En gros, on encapsule juste un entier dans une classe avec un nom significatif, on désactive les conversions implicites pour que le contrôleur de type de C++ fasse son boulot, et on surcharge les opérateurs qui ont du sens, et uniquement ceux-là. Ici, par exemple, ça a du sens de comparer deux années, ou d’ajouter un nombre d’années à une année, mais pas d’additionner deux années ou de les multiplier. On prévoit aussi un accesseur get() pour les rares cas où l’on a réellement besoin d’accéder à la valeur encapsulée (par exemple pour la passer à printf, quoique dans ce cas il vaille sans doute mieux surcharger l’opérateur << d’injection dans un flux). L’impact de tout ceci en terme de performance est nul : comme il n’y a ni virtuelles ni héritage, une telle classe n’occupe que la taille de la donnée encapsulée (en l’occurrence un int) et elle peut donc être passée et retournée par valeur sans surcoût ; et comme toutes les fonctions et opérateurs sont triviaux et définis inline, ils sont optimisés et éliminés à la compilation. Il n'y a que des avantages et notamment le plus important : le compilateur peut désormais valider la sémantique de votre code, et plus uniquement sa syntaxe.
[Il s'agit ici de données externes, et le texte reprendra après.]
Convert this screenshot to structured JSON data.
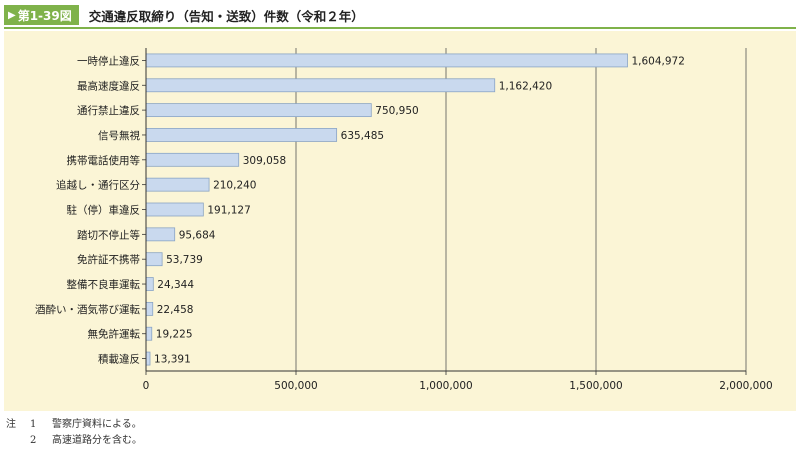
{
  "header": {
    "figure_label": "第1-39図",
    "title": "交通違反取締り（告知・送致）件数（令和２年）"
  },
  "colors": {
    "accent": "#7fb24a",
    "panel_bg": "#fbf5d6",
    "bar_fill": "#c9d9ee",
    "bar_stroke": "#8aa4c4"
  },
  "chart_data": {
    "type": "bar",
    "orientation": "horizontal",
    "categories": [
      "一時停止違反",
      "最高速度違反",
      "通行禁止違反",
      "信号無視",
      "携帯電話使用等",
      "追越し・通行区分",
      "駐（停）車違反",
      "踏切不停止等",
      "免許証不携帯",
      "整備不良車運転",
      "酒酔い・酒気帯び運転",
      "無免許運転",
      "積載違反"
    ],
    "values": [
      1604972,
      1162420,
      750950,
      635485,
      309058,
      210240,
      191127,
      95684,
      53739,
      24344,
      22458,
      19225,
      13391
    ],
    "value_labels": [
      "1,604,972",
      "1,162,420",
      "750,950",
      "635,485",
      "309,058",
      "210,240",
      "191,127",
      "95,684",
      "53,739",
      "24,344",
      "22,458",
      "19,225",
      "13,391"
    ],
    "xlim": [
      0,
      2000000
    ],
    "xticks": [
      0,
      500000,
      1000000,
      1500000,
      2000000
    ],
    "xtick_labels": [
      "0",
      "500,000",
      "1,000,000",
      "1,500,000",
      "2,000,000"
    ],
    "grid": true
  },
  "notes": [
    {
      "head": "注",
      "num": "1",
      "text": "警察庁資料による。"
    },
    {
      "head": "",
      "num": "2",
      "text": "高速道路分を含む。"
    }
  ]
}
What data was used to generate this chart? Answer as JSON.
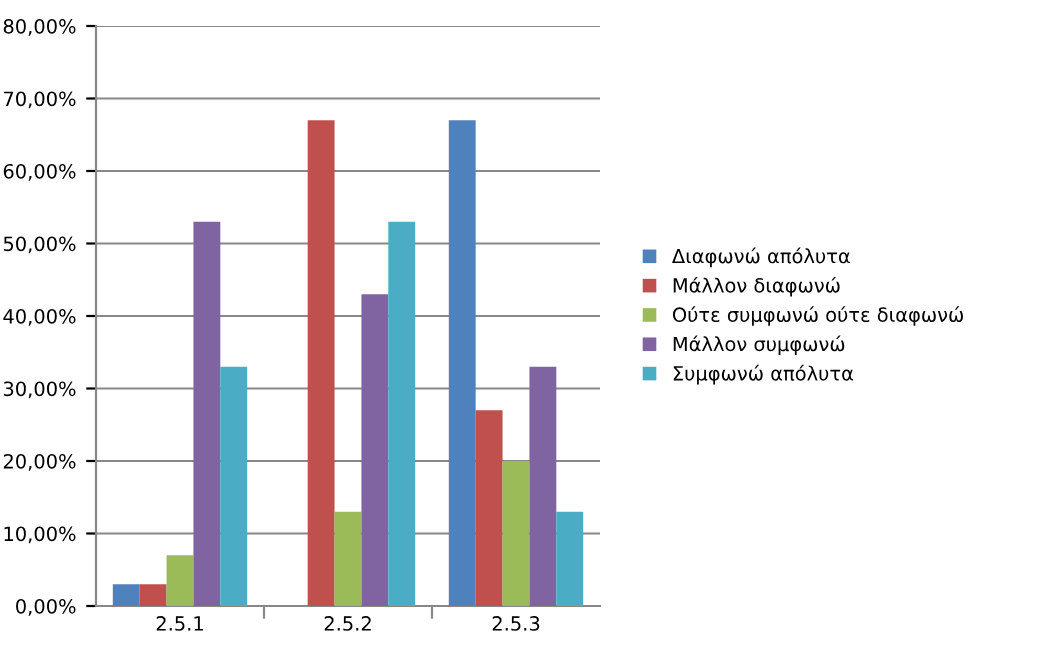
{
  "chart_data": {
    "type": "bar",
    "categories": [
      "2.5.1",
      "2.5.2",
      "2.5.3"
    ],
    "series": [
      {
        "name": "Διαφωνώ απόλυτα",
        "color": "#4f81bd",
        "values": [
          3,
          0,
          67
        ]
      },
      {
        "name": "Μάλλον διαφωνώ",
        "color": "#c0504d",
        "values": [
          3,
          67,
          27
        ]
      },
      {
        "name": "Ούτε συμφωνώ ούτε διαφωνώ",
        "color": "#9bbb59",
        "values": [
          7,
          13,
          20
        ]
      },
      {
        "name": "Μάλλον συμφωνώ",
        "color": "#8064a2",
        "values": [
          53,
          43,
          33
        ]
      },
      {
        "name": "Συμφωνώ απόλυτα",
        "color": "#4bacc6",
        "values": [
          33,
          53,
          13
        ]
      }
    ],
    "ylim": [
      0,
      80
    ],
    "yticks": [
      {
        "value": 0,
        "label": "0,00%"
      },
      {
        "value": 10,
        "label": "10,00%"
      },
      {
        "value": 20,
        "label": "20,00%"
      },
      {
        "value": 30,
        "label": "30,00%"
      },
      {
        "value": 40,
        "label": "40,00%"
      },
      {
        "value": 50,
        "label": "50,00%"
      },
      {
        "value": 60,
        "label": "60,00%"
      },
      {
        "value": 70,
        "label": "70,00%"
      },
      {
        "value": 80,
        "label": "80,00%"
      }
    ],
    "grid": "y",
    "legend": "right"
  }
}
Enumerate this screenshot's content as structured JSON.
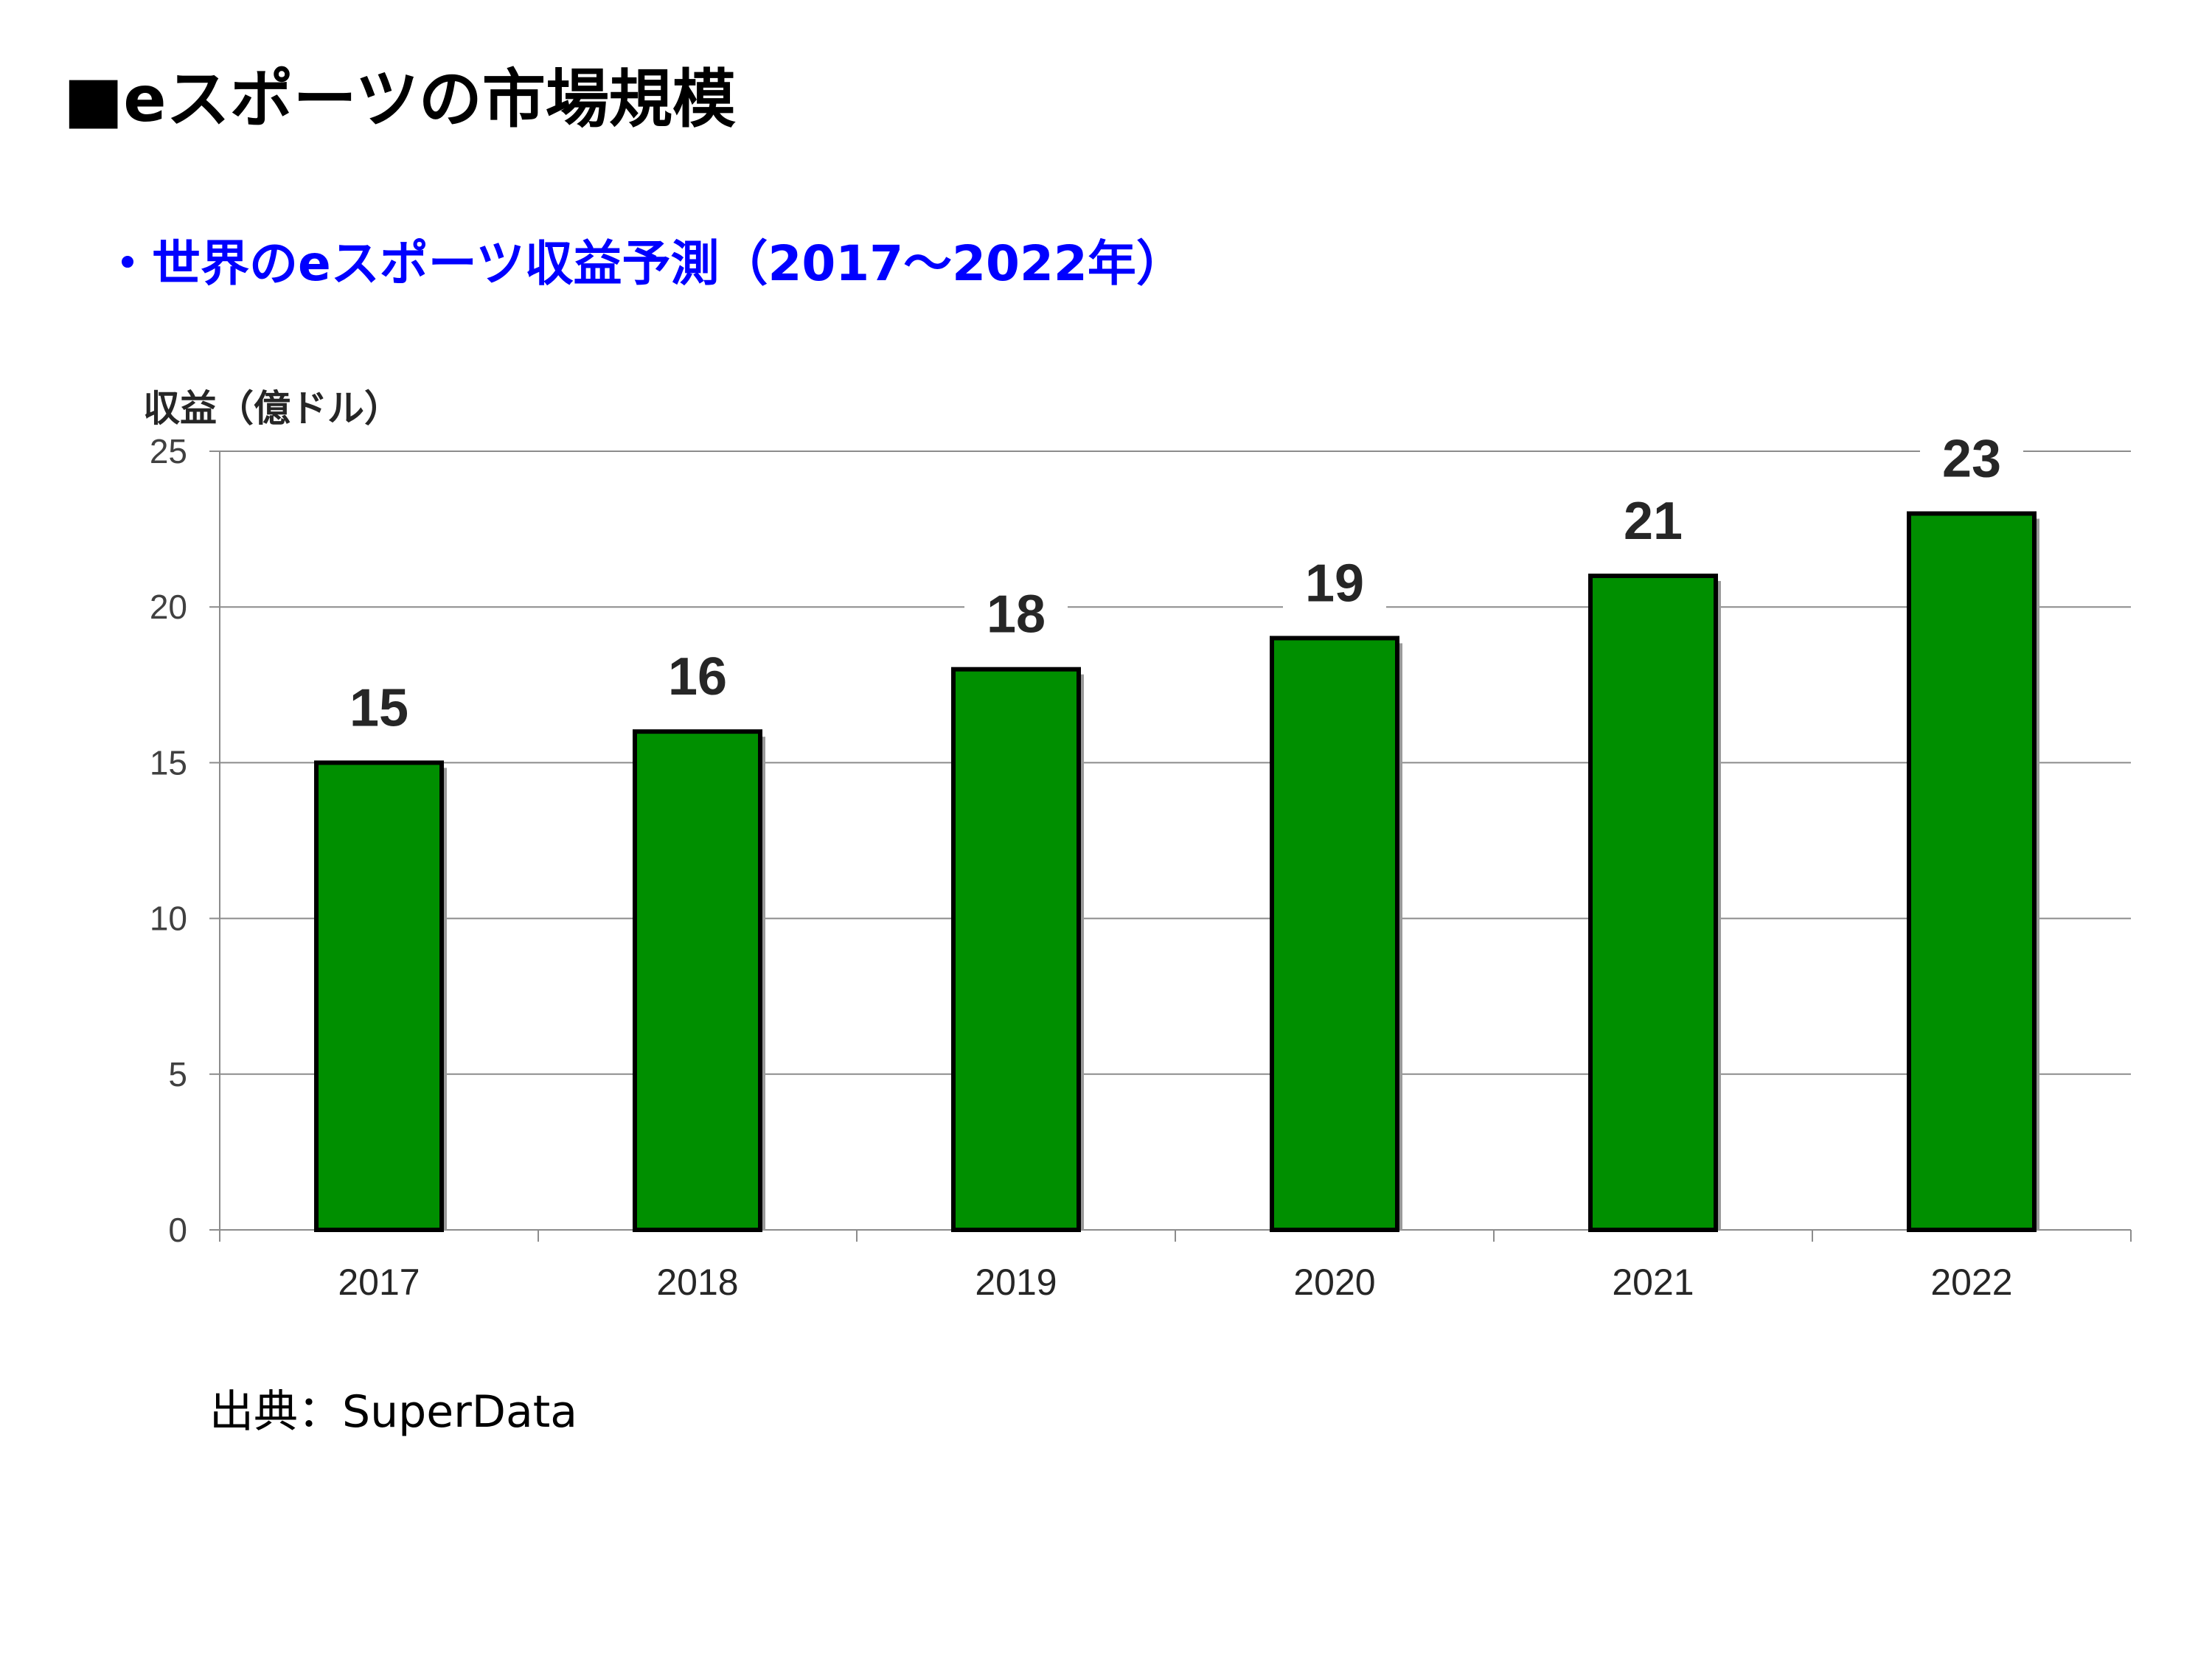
{
  "slide": {
    "title": "■eスポーツの市場規模",
    "source": "出典：SuperData"
  },
  "chart_data": {
    "type": "bar",
    "title": "・世界のeスポーツ収益予測（2017～2022年）",
    "ylabel": "収益（億ドル）",
    "xlabel": "",
    "categories": [
      "2017",
      "2018",
      "2019",
      "2020",
      "2021",
      "2022"
    ],
    "values": [
      15,
      16,
      18,
      19,
      21,
      23
    ],
    "ylim": [
      0,
      25
    ],
    "yticks": [
      0,
      5,
      10,
      15,
      20,
      25
    ],
    "grid": true,
    "bar_color": "#008f00",
    "data_labels": true
  }
}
Comme une telle pratique tant à multiplier les déclarations de ce genre, on tirera avantage des namespace de C++ pour les regrouper logiquement. Par exemple, les classes year, month, day, hour, minute et second trouveront leur place dans un namespace date.

Bon typage ! N’oubliez pas : votre compilateur est votre meilleur ami, il est un peu agaçant parfois mais il est là pour vous aider...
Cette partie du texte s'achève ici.